Photolithgraphy#

Note

This page is still under active development

Equipments#

  • Maskaligner

  • Spin-corter

  • Clean room

Materials & Reagents#

  • SU-8 2100

  • SU-8 RG remover

  • SU-8 developer

  • IPA

  • Silicon wafer


Protocols#

  1. Clean the wafer with acetone and IPA, and spin it fast to dry.

  2. Dispense about 4 ml of SU-8 2100 onto a cleaned and dehydrated 6-inch silicon wafer.

  3. Coat the dispensed SU-8 uniformly on the wafer using a spin coater at 500 rpm for 10 seconds with an acceleration of 100 rpm/sec and then sequentially spin at 1500 rpm for 30 sec with an acceleration of 300 rpm/second.
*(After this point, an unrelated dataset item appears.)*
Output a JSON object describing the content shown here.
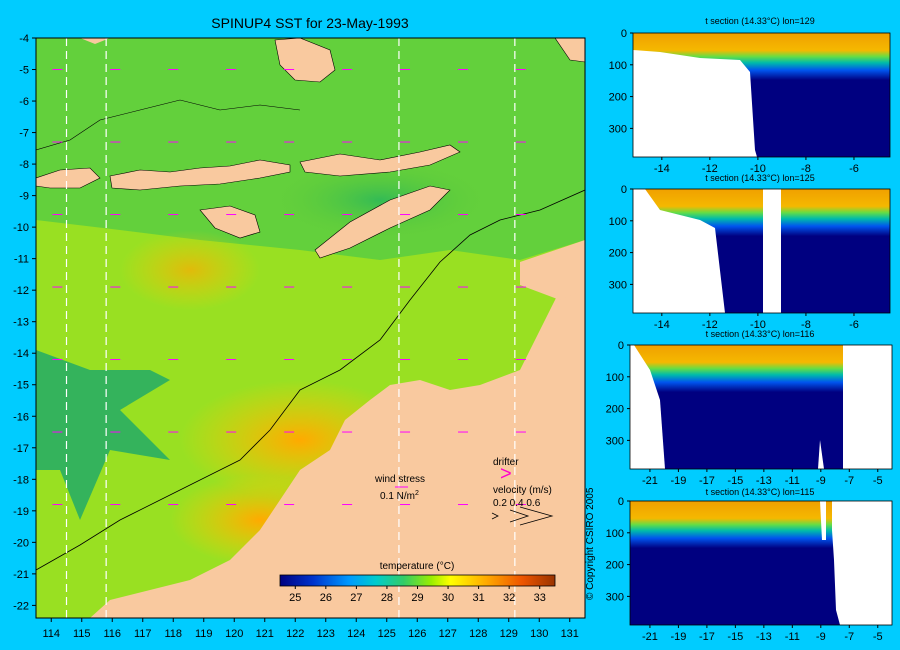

  4. Soft bake the wafer for 10 min at 65 °C and for 40 min at 95 °C on a hot plate.

Important

Keep the coated wafers level. Although different combinations of photoresist, spin parameters and baking time can be used to generate a layer with a given thickness, we recommend the specific SU-8 photoresist formulations and spin rates that we report here, which have been optimized. I The procedure for spin-coating photoresist, photolithography, and wafer development is dependent on the specific equipment used and the process parameters (e.g., humidity, temperature, gas pressure, and UV intensity).

  1. Use a transparency photomask printed over 20,000 dpi positioned over the wafer to produce the master by exposing the wafer to an appropriate dose of UV light as per Microchem’s protocol (350-370 J/cm2).

  2. After exposure, bake the wafer for 5 min at 65 °C and for 15 min at 95 °C on the hot plate.

  3. Develop 20 min in SU-8 photoresist developer. Rinse the substrate briefly with SU-8 Remover RG and IPA and gently dry it with pressurized nitrogen gas.

  4. The wafer was baked for 3 min at 150℃ in the oven.